Immature stimulus-secretion coupling in the developing exocrine pancreas and ontogenic changes of protein kinase C.

Previous observations have shown unresponsiveness of pancreatic acini to cholecystokinin C-terminal octapeptide (CCK-8) and cholinergic agents in newborn rats. In this study, the possibility that a lack of protein kinase C may be one factor limiting the responsiveness of the acini was examined. In the term fetus and in newborns cytosolic protein kinase C activity was low. Shortly after birth, the activity increased rapidly and by 2 days of age reached adult levels which were 5-fold higher than that in the newborn. No differences in subcellular distribution of protein kinase C activity between the particulate and the cytosol fractions were found at any age studied. Developmental profiles of phorbol dibutyrate binding, an alternative method for measuring protein kinase C, were similar to those of protein kinase C activity measurements.

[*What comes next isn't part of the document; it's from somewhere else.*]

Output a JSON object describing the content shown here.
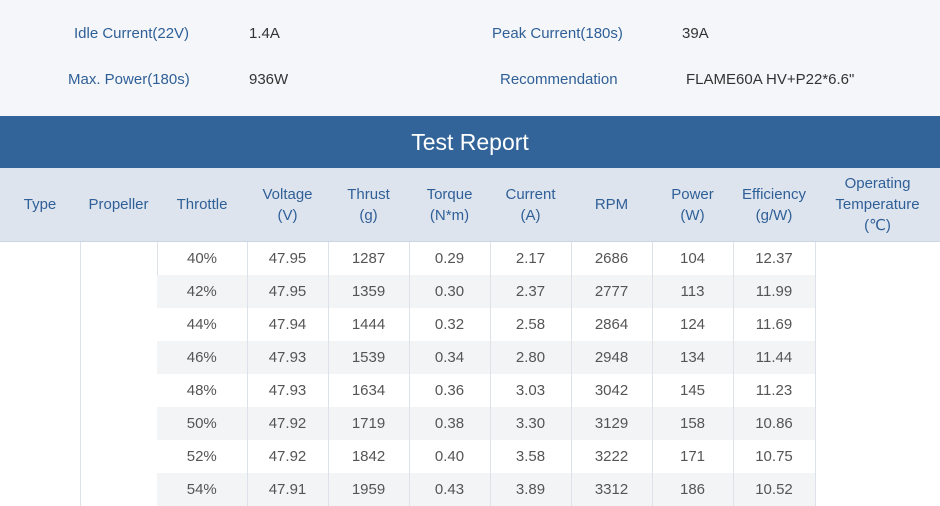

Using stimulation of amylase secretion as an index of responsiveness, dispersed pancreatic acini of newborn rats were found to be unresponsive to TPA (a potent activator of protein kinase C) and CCK-8, but were responsive to dibutyryl cAMP and calcium ionophore A23187 (agents not dependent on protein kinase C activity). These results suggest that the low levels of pancreatic protein kinase C in newborn rats are at least in part responsible for the unresponsiveness of pancreatic acini to 12-O-tetradecanoylphorbol 13-acetate and CCK-8.